Justice Peter Lifu of the Federal High Court in Abuja has rejected the bid by a former senator in Bayelsa State, Senator Clever Marcus Ikisikpo, to join a suit seeking to bar the African Democratic Congress (ADC) from participating in the 2027 general elections.

Senator Ikisikpo, who recently represented Bayelsa East Senatorial District in the Senate, on Tuesday in Abuja approached the Federal High Court with a motion on notice, requesting to be made a co-plaintiff in the legal battle to stop the ADC from participating in next year’s poll.

Through his lawyer, Mr. Kalu Kalu Agu, the former senator filed the motion on notice for joinder to persuade the judge to allow him to join those who instituted the case against the opposition party.

Trouble, however, erupted when the former legislators against the ADC stood their ground in rejecting Ikisikpo’s proposal to team up with them in the suit.

Through their lead counsel, Mr. Yakubu Abdullahi Ruba, a Senior Advocate of Nigeria (SAN), the former legislators who instituted the suit seeking an order of court to compel the Independent National Electoral Commission (INEC) to deregister the ADC opposed Ikisikpo’s application on the grounds that he was not a member of their association.

They also maintained that his attempt to join the suit was suspicious and unnecessary.

In the proceedings that followed, Justice Lifu ordered Ikisikpo’s lawyer to provide evidence of his client’s membership of the plaintiff association, which he could not do.

The claim that Ikisikpo was a former legislator was rejected by the judge on the grounds that being a former lawmaker was not an automatic qualification for membership of the plaintiff association.

At that point, Kalu Agu indicated that he had taken the hint from the judge and promptly withdrew the application for joinder.

Justice Peter Lifu subsequently struck out the application.

Other political parties sought to be deregistered alongside the African Democratic Congress (ADC) include the Accord Party, Zenith Labour Party (ZLP), and Action Alliance (AA), over allegations that they breached Section 225 of the 1999 Constitution of the Federal Republic of Nigeria.

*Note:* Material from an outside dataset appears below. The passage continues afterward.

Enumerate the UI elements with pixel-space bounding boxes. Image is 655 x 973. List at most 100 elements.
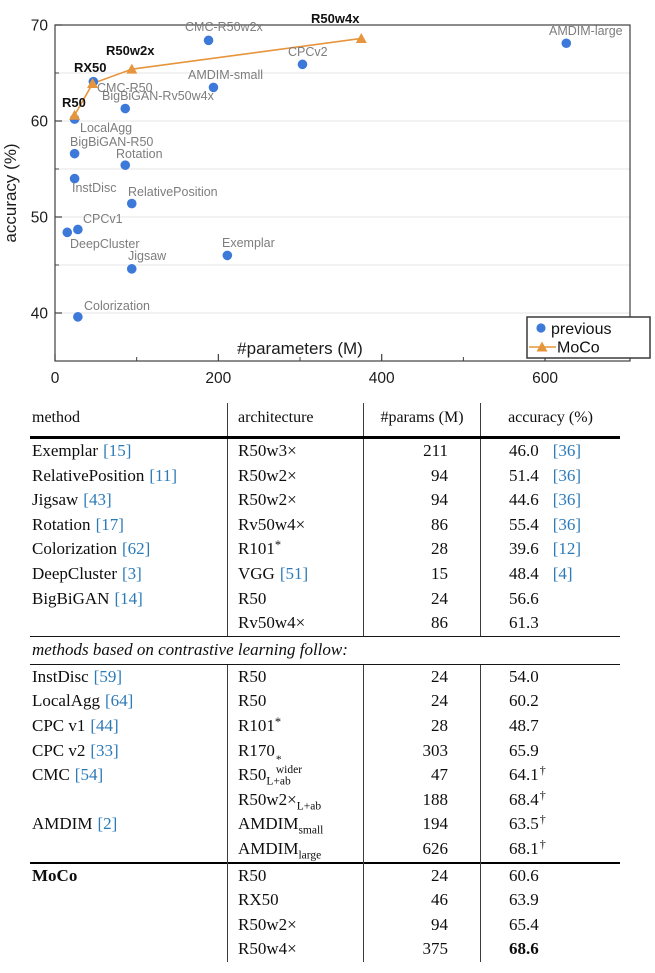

The forum of former legislators in the suit is contending that INEC is constitutionally bound to deregister parties that fail to meet minimum electoral performance thresholds, including securing at least 25 per cent of votes cast in one state in a presidential election or winning seats at any level of government.

The forum is seeking declaratory orders compelling INEC to enforce constitutional thresholds, as well as mandatory and perpetual injunctions restraining the electoral body from recognising or giving effect to the political activities of the affected parties pending full compliance.

The forum argued that allowing such parties to participate in the 2027 general elections would clog ballot papers, waste public resources, and undermine electoral integrity.